Without capitation, dermatologists will insist on seeing every patient in their office where they can bill insurance five times more than with a teledermatology visit. And gastroenterology specialists will insist that all patients have colonoscopy rather than recommending low-risk patients do a safe, convenient, at-home colon cancer screening (called a fecal immunochemical test or “FIT”) at 5% of the cost.
In these cases, individual doctors don’t consciously make care inconvenient for patients. Rather, it is the only choice they have when working in a fee-for-service payment model. Ultimately, system-ness is best achieved when health systems are integrated, prepaid, tech-enabled and physician-led.

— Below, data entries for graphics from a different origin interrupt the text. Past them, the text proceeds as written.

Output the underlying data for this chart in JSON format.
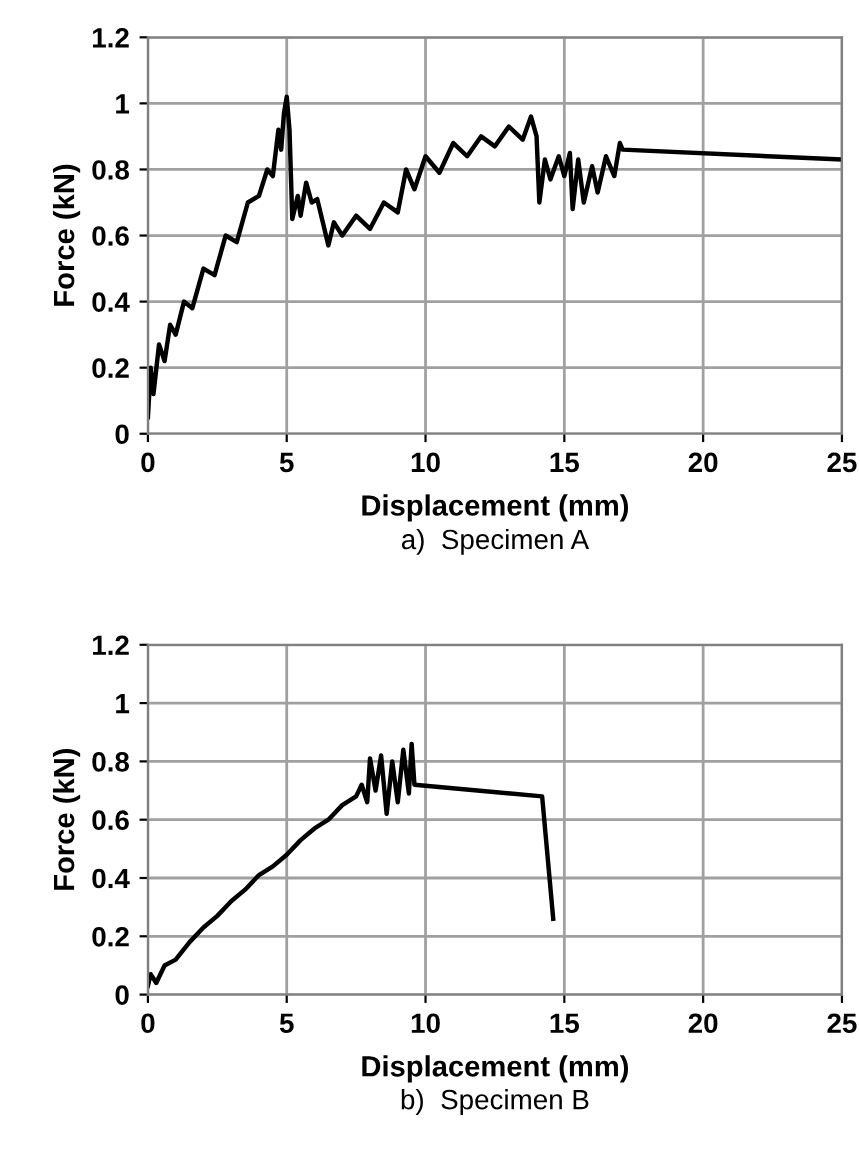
{
  "chart_data": [
    {
      "type": "line",
      "xlabel": "Displacement (mm)",
      "ylabel": "Force (kN)",
      "annotations": [
        "a)  Specimen A"
      ],
      "xlim": [
        0,
        25
      ],
      "ylim": [
        0,
        1.2
      ],
      "xticks": [
        0,
        5,
        10,
        15,
        20,
        25
      ],
      "yticks": [
        0,
        0.2,
        0.4,
        0.6,
        0.8,
        1,
        1.2
      ],
      "grid": true,
      "series": [
        {
          "color": "#000000",
          "x": [
            0,
            0.1,
            0.2,
            0.4,
            0.6,
            0.8,
            1.0,
            1.3,
            1.6,
            2.0,
            2.4,
            2.8,
            3.2,
            3.6,
            4.0,
            4.3,
            4.5,
            4.7,
            4.8,
            4.9,
            5.0,
            5.1,
            5.2,
            5.4,
            5.5,
            5.7,
            5.9,
            6.1,
            6.3,
            6.5,
            6.7,
            7.0,
            7.5,
            8.0,
            8.5,
            9.0,
            9.3,
            9.6,
            10.0,
            10.5,
            11.0,
            11.5,
            12.0,
            12.5,
            13.0,
            13.5,
            13.8,
            14.0,
            14.1,
            14.3,
            14.5,
            14.8,
            15.0,
            15.2,
            15.3,
            15.5,
            15.7,
            16.0,
            16.2,
            16.5,
            16.8,
            17.0,
            17.1,
            25
          ],
          "values": [
            0.05,
            0.2,
            0.12,
            0.27,
            0.22,
            0.33,
            0.3,
            0.4,
            0.38,
            0.5,
            0.48,
            0.6,
            0.58,
            0.7,
            0.72,
            0.8,
            0.78,
            0.92,
            0.86,
            0.97,
            1.02,
            0.92,
            0.65,
            0.72,
            0.66,
            0.76,
            0.7,
            0.71,
            0.64,
            0.57,
            0.64,
            0.6,
            0.66,
            0.62,
            0.7,
            0.67,
            0.8,
            0.74,
            0.84,
            0.79,
            0.88,
            0.84,
            0.9,
            0.87,
            0.93,
            0.89,
            0.96,
            0.9,
            0.7,
            0.83,
            0.77,
            0.84,
            0.78,
            0.85,
            0.68,
            0.83,
            0.7,
            0.81,
            0.73,
            0.84,
            0.78,
            0.88,
            0.86,
            0.83
          ]
        }
      ]
    },
    {
      "type": "line",
      "xlabel": "Displacement (mm)",
      "ylabel": "Force (kN)",
      "annotations": [
        "b)  Specimen B"
      ],
      "xlim": [
        0,
        25
      ],
      "ylim": [
        0,
        1.2
      ],
      "xticks": [
        0,
        5,
        10,
        15,
        20,
        25
      ],
      "yticks": [
        0,
        0.2,
        0.4,
        0.6,
        0.8,
        1,
        1.2
      ],
      "grid": true,
      "series": [
        {
          "color": "#000000",
          "x": [
            0,
            0.1,
            0.3,
            0.6,
            1.0,
            1.5,
            2.0,
            2.5,
            3.0,
            3.5,
            4.0,
            4.5,
            5.0,
            5.5,
            6.0,
            6.5,
            7.0,
            7.5,
            7.7,
            7.9,
            8.0,
            8.2,
            8.4,
            8.6,
            8.8,
            9.0,
            9.2,
            9.4,
            9.5,
            9.6,
            14.2,
            14.6
          ],
          "values": [
            0.03,
            0.07,
            0.04,
            0.1,
            0.12,
            0.18,
            0.23,
            0.27,
            0.32,
            0.36,
            0.41,
            0.44,
            0.48,
            0.53,
            0.57,
            0.6,
            0.65,
            0.68,
            0.72,
            0.66,
            0.81,
            0.7,
            0.82,
            0.62,
            0.8,
            0.66,
            0.84,
            0.69,
            0.86,
            0.72,
            0.68,
            0.26
          ]
        }
      ]
    }
  ]
}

Amazon, CVS, and Walmart know about systems
These three companies are global leaders in “system-ness,” at least in retail. Combined, they have a market cap of $1.88 trillion, employ 3.4 million Americans, and are looking to take a slice of U.S. health care’s $4.3 trillion annual expenditures.
Already, they manage complex order-entry and fulfillment systems. They use technology to streamline everything from customer service to supply chain management. They are led through a clear and effective reporting structure.

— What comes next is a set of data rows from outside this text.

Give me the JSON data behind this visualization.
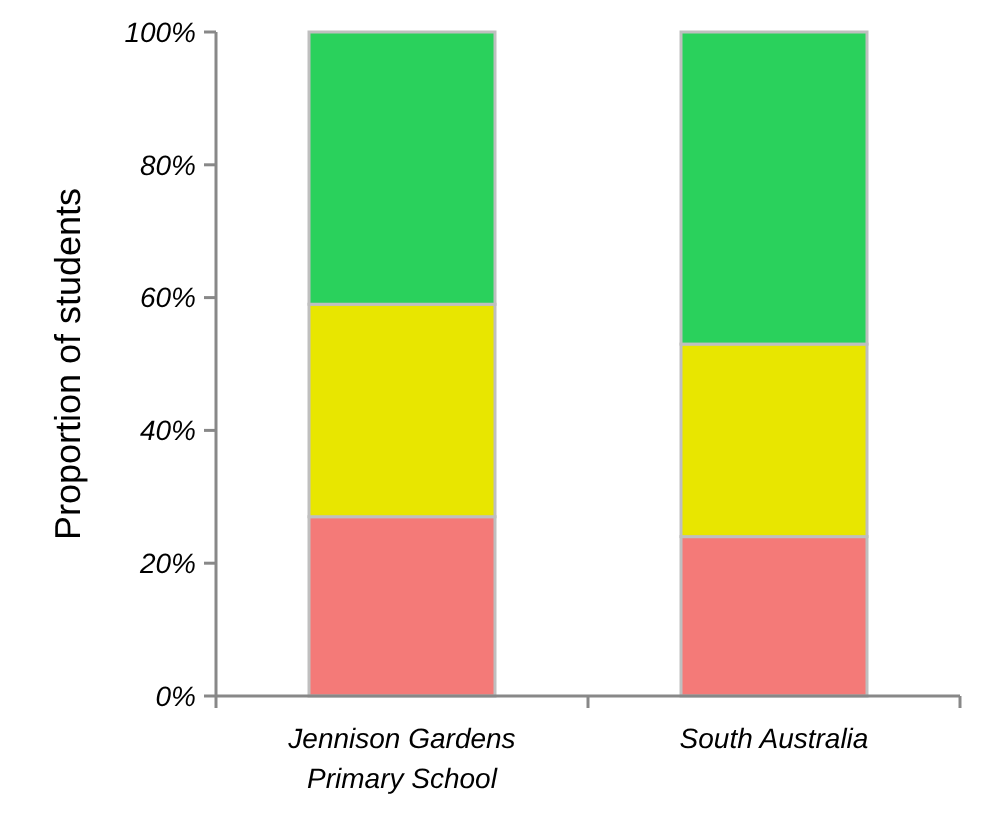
{
  "chart_data": {
    "type": "bar",
    "stacked": true,
    "ylabel": "Proportion of students",
    "categories": [
      "Jennison Gardens\nPrimary School",
      "South Australia"
    ],
    "series": [
      {
        "color": "#f47a78",
        "values": [
          27,
          24
        ]
      },
      {
        "color": "#e8e600",
        "values": [
          32,
          29
        ]
      },
      {
        "color": "#2ad15c",
        "values": [
          41,
          47
        ]
      }
    ],
    "ylim": [
      0,
      100
    ],
    "yticks": [
      {
        "value": 0,
        "label": "0%"
      },
      {
        "value": 20,
        "label": "20%"
      },
      {
        "value": 40,
        "label": "40%"
      },
      {
        "value": 60,
        "label": "60%"
      },
      {
        "value": 80,
        "label": "80%"
      },
      {
        "value": 100,
        "label": "100%"
      }
    ],
    "grid": false
  }
}
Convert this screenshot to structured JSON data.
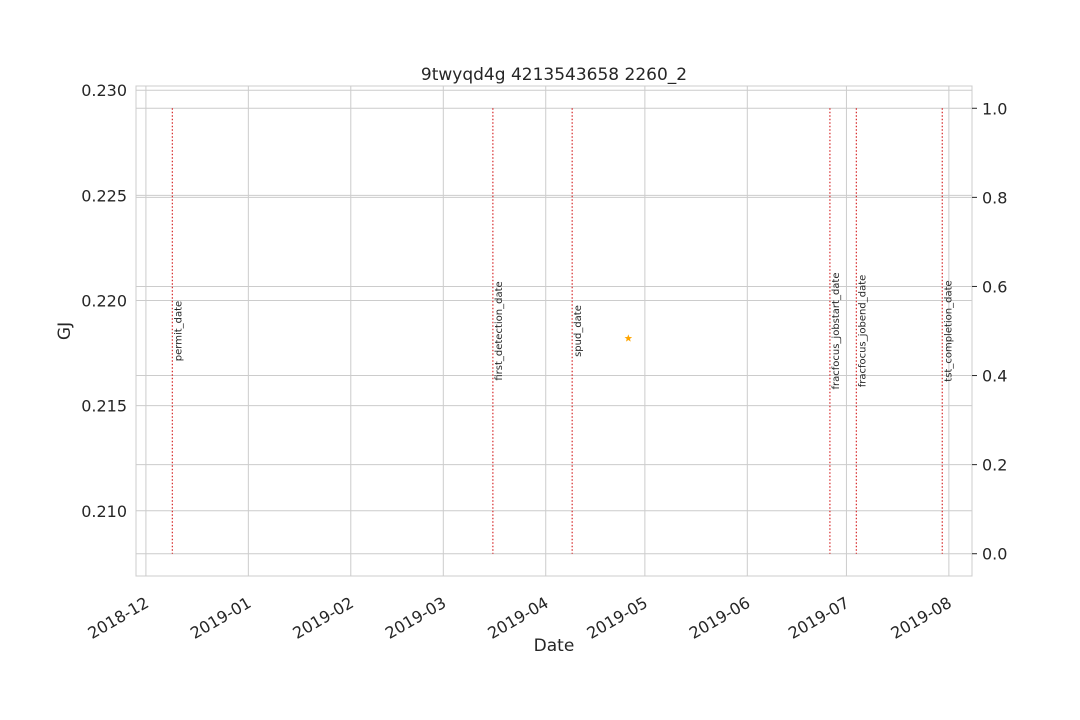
{
  "chart_data": {
    "type": "scatter",
    "title": "9twyqd4g 4213543658 2260_2",
    "xlabel": "Date",
    "ylabel": "GJ",
    "ylabel_color": "#1f77b4",
    "x_ticks": [
      "2018-12",
      "2019-01",
      "2019-02",
      "2019-03",
      "2019-04",
      "2019-05",
      "2019-06",
      "2019-07",
      "2019-08"
    ],
    "y_left_ticks": [
      "0.210",
      "0.215",
      "0.220",
      "0.225",
      "0.230"
    ],
    "y_right_ticks": [
      "0.0",
      "0.2",
      "0.4",
      "0.6",
      "0.8",
      "1.0"
    ],
    "xlim": [
      "2018-11-28",
      "2019-08-08"
    ],
    "ylim_left": [
      0.2069,
      0.2302
    ],
    "ylim_right": [
      -0.05,
      1.05
    ],
    "grid": true,
    "series": [
      {
        "marker": "star",
        "color": "#ffa500",
        "points": [
          {
            "x": "2019-04-26",
            "y": 0.2182
          }
        ]
      }
    ],
    "event_lines": {
      "color": "#d62728",
      "y_range_right": [
        0.0,
        1.0
      ],
      "label_y_right": 0.5,
      "events": [
        {
          "label": "permit_date",
          "date": "2018-12-09"
        },
        {
          "label": "first_detection_date",
          "date": "2019-03-16"
        },
        {
          "label": "spud_date",
          "date": "2019-04-09"
        },
        {
          "label": "fracfocus_jobstart_date",
          "date": "2019-06-26"
        },
        {
          "label": "fracfocus_jobend_date",
          "date": "2019-07-04"
        },
        {
          "label": "tst_completion_date",
          "date": "2019-07-30"
        }
      ]
    }
  }
}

In terms of competing for health care’s holy grail, these are huge competitive advantages compared to today’s uncoordinated, individualized, leaderless health care industry.

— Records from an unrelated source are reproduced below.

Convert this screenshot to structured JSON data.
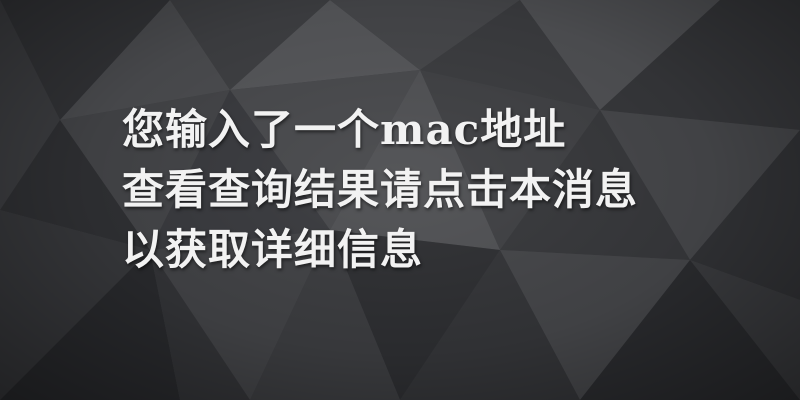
{
  "message": {
    "lines": [
      "您输入了一个mac地址",
      "查看查询结果请点击本消息",
      "以获取详细信息"
    ]
  },
  "colors": {
    "background": "#3c3d40",
    "text": "#f2f2f2"
  }
}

As retailers vie to bring their system know-how to American medicine, they are acquiring the pieces needed to compete with the health care incumbents. They’ve spent tens of billions of dollars on medical groups that are committed to value-based care (One Medical, Oak Street Health, etc.). They’ve also spent massive sums on home-health companies (Signify) and on pharmacies (PillPack), along with expanding their in-store, at-home, and online care options. Many of these care-delivery subsidiaries are focused on Medicare Advantage, the capitated half of Medicare where financial success is dependent on high-quality medical care provided at a lower cost.
What’s more, all these retailers have a national presence with brick-and-mortar facilities in nearly every community in the country — a leg up on nearly every existing health system.
Who will win — and why?
Trying to pick the victor in the battle to transform American medicine at this point is like selecting the winner of a heavy-weight championship boxing match after three evenly matched rounds. Intangibles like stamina, courage, and willingness to absorb pain have yet to be tested.
In The Innovator’s Dilemma, the late Clayton Christensen examined historical battles between incumbent organizations and new entrants. After analyzing dozens of industries, he concluded new entrants routinely become the victors because the incumbents move too slowly and fail to embrace the need for major change.
And from that perspective, if I had to wager, I’d put my money on the retail giants.
But there’s an even more worrisome potential outcome: neither those inside nor outside of health care will make the necessary investments or accept the risk of leading systemic change. As a result, the movement toward value-based health care will stall and die.
In that context, purchasers of health care (businesses, the government, and patients) will encounter a difficult reality: over the next eight years, medical costs will nearly double, creating an unaffordable and unsustainable scenario. As a result, our nation will likely experience reduced medical coverage, increased rationing, ever-longer delays for care, and a growth in health disparities.
If that day arrives, our country will regret its inaction.